From the moment a human built the first machine, there was a need to “communicate” with it. As more complex machines were built, the need for more sophisticated communication methods arose. Today, as personal devices become more pervasive, and the use of information and other online services become ubiquitous, human-machine communication often becomes more direct and even “personal”. In the past, humans communicated with more primitive machines by touch, later by characters and then with speech and even visual means.

The ability of Artificial Intelligence to learn from interactions with humans gives machines the ability to improve their “conversational” capabilities by better understanding the meaning of what a human types or says and by providing more pertinent responses. If properly trained, machines can also learn to understand additional or hidden meanings of a sentence by analysing a human’s text, speech, or gestures. Machines can also be made to develop and rely on “internal statuses” comparable to those driving the attitudes of conversing humans. Thus, they can provide responses – in text, speech, and gestures – that are more human-like and richer in content.

Technical Specification: Multimodal Conversation (MPAI-MMC) V2 has been developed by MPAI – Moving Picture, Audio, and Data Coding by Artificial Intelligence, the international, unaffiliated, non-profit organisation developing standards for Artificial Intelligence (AI)-based data coding with clear Intellectual Property Rights licensing frameworks in compliance with the rigorous MPAI Process [16] in pursuit of the following policies:

  1. Be friendly to the AI context but, to the extent possible, agnostic to the technology – AI or Data Processing – used in an implementation.
  2. Be attractive to different industries, end users, and regulators.
  3. Address three levels of standardisation any of which an implementer can freely decide to adopt:
    1. Data types, i.e., the data exchanged by systems.
    2. Components (called AI Modules – AIM).
    3. Connections of components (called AI Workflows – AIW).
  4. Specify the data exchanged by components with a semantic that is clear to the extent possible.

Technical Specification: AI Framework (MPAI-AIF) V2 [2] enables dynamic configuration, initialisation, and control of AIWs in a standard environment called AI Framework (AIF). Figure 1 depicts the AI Framework.

Figure 1 – The AI Framework (MPAI-AIF) V2 Reference Model

AIWs and AIMs have standard interfaces. AIMs can execute data processing or Artificial Intelligence algorithms and can be implemented in hardware, software, or hybrid hardware/software. AI Module can be Composite if they include connected AI Modules.

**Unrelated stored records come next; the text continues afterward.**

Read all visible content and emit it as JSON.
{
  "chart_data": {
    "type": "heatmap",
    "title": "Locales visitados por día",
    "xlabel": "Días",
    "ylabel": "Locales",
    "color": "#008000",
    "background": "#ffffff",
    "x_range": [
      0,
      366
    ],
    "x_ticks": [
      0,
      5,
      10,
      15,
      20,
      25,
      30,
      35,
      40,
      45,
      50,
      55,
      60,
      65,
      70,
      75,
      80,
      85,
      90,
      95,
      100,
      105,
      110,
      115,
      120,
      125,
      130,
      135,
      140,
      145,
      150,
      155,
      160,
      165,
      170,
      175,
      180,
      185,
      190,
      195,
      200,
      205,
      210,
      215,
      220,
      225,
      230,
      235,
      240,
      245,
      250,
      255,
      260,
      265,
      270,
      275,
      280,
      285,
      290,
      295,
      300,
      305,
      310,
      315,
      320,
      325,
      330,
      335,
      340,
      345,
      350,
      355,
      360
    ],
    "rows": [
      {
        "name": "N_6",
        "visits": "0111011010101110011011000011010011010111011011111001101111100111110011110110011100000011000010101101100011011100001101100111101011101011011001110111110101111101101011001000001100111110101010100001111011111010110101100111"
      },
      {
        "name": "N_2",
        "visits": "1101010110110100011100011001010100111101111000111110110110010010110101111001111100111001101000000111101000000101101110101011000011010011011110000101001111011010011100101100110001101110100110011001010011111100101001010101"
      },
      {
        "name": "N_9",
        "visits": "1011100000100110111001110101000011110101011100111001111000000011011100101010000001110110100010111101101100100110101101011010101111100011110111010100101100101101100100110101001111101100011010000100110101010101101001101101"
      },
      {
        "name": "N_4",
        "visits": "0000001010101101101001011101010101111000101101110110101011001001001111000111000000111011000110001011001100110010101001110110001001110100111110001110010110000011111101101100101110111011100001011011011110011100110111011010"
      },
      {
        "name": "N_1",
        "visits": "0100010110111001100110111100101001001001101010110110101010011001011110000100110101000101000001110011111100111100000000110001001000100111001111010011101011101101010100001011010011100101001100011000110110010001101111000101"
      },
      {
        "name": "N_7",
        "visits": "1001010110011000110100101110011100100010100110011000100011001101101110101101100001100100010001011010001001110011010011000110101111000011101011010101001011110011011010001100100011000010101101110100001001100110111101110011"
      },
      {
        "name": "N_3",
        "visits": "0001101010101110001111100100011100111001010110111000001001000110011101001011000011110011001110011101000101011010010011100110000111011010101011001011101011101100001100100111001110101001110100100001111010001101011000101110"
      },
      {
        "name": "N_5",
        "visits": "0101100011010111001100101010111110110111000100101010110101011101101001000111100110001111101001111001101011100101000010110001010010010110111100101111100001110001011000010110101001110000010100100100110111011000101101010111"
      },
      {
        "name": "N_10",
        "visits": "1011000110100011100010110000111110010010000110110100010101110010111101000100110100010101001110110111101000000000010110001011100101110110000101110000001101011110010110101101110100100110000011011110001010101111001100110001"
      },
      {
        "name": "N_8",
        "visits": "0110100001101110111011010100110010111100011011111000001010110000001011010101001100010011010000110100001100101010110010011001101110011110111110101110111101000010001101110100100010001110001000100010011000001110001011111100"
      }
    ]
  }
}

The MPAI-AIF-specified AIF environment enables the secure execution of AIWs constituted by AIMs. Thus, users can have machines implementing AIMs whose internal operation they understand to some degree, rather than machines that are just “black boxes” resulting from unknown training with unknown data. AIM developers can provide components with standard interfaces that can have improved performance compared to other implementations.

An AIW and its AIMs may have 3 interoperability levels any of which implementers can freely adopt:

  1. Level 1 – Implementer-specific and satisfying the MPAI-AIF Standard.
  2. Level 2 – Specified by an MPAI Application Standard.
  3. Level 3 – Specified by an MPAI Application Standard and certified by a Performance Assessor.

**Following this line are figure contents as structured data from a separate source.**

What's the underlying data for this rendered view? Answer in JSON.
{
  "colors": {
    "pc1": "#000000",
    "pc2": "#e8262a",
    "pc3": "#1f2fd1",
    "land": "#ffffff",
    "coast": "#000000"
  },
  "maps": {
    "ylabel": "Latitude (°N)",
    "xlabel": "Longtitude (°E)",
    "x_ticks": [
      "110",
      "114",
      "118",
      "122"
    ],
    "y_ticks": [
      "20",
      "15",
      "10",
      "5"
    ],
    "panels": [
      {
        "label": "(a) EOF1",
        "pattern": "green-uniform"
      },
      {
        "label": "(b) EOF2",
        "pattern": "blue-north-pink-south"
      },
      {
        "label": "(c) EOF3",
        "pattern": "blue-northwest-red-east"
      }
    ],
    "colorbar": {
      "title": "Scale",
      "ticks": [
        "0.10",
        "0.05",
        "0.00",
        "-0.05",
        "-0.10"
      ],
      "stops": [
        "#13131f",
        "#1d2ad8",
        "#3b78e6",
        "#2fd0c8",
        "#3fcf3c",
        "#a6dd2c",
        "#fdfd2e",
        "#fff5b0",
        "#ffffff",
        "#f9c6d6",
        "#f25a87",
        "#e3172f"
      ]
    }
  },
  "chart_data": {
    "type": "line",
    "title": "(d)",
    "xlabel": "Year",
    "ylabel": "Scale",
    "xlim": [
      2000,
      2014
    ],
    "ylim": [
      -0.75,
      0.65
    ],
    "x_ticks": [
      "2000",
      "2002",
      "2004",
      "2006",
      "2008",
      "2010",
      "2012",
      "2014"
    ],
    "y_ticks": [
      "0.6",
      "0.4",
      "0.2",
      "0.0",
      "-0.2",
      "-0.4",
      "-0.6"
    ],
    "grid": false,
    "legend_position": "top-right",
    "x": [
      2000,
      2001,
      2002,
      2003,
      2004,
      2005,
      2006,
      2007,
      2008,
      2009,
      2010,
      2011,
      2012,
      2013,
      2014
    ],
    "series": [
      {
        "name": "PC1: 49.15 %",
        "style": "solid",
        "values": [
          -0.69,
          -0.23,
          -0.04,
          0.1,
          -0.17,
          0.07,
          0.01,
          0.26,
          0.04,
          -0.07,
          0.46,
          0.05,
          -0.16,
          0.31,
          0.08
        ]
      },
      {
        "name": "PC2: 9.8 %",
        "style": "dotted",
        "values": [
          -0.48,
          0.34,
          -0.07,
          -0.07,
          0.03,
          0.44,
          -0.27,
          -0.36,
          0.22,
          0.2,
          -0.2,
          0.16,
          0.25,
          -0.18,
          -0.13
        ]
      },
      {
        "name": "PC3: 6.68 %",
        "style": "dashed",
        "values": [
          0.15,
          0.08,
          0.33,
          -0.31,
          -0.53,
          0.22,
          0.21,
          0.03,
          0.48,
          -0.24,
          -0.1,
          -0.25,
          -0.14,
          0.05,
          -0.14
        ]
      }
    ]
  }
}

As manager of the MPAI Ecosystem specified by Governance of MPAI Ecosystem (MPAI-GME) [1], MPAI ensures that a user can:

  1. Operate a reference implementation of the Technical Specification, by providing a Reference Software Specification with annexed software.
  2. Test the conformance of an implementation with the Technical Specification, by providing Conformance Testing Specification.
  3. Assess the performance of an implementation of a Technical Specification, by providing the Performance Assessment Specification.
  4. Get conforming implementations possibly with a performance assessment report from a trusted source through the MPAI Store.

The MPAI-MMC V2 Technical Specification will be accompanied by the Reference Software, Conformance Testing, and Performance Assessment Specifications. Conformance Testing specifies methods enabling users to ascertain whether a data type generated by an AIM, an AIM, or an AIW conform with this Technical Specification.

The MPAI-MMC V2 Technical Specification provides the technologies supporting the implementation of a subset or the totality of the possibilities envisaged by this Introduction:

  1. It is organised in Use Cases collected in Chapter 5, such as Conversation with Personal Status, Multimodal Question Answering, and Unidirectional Speech Translation, corresponding to AI Workflows.
  2. Each Use Case provides:
    1. The functions.
    2. The Input/Output Data of the AIW implementing it.
    3. The Reference Model specifying the AIM topology.
    4. The AIMs specified in terms of functions performed and Input/Output Data.
  3. A single chapter (Chapter 7) collects all data formats referenced in the specification.
  4. Annexes provide the JSON metadata of the AIWs, Composite AIM, and AIMs.

In this Introduction and in the following Chapters, Terms beginning with a capital letter are defined in Table 1 if they are specific to this Technical Specification and in Table 62 if they are common to all MPAI Technical Specifications. The chapters and the Annexes are Normative unless they are labelled as Informative.

Chapters, Sections, and Annexes are Normative unless they are explicitly identified as Informative.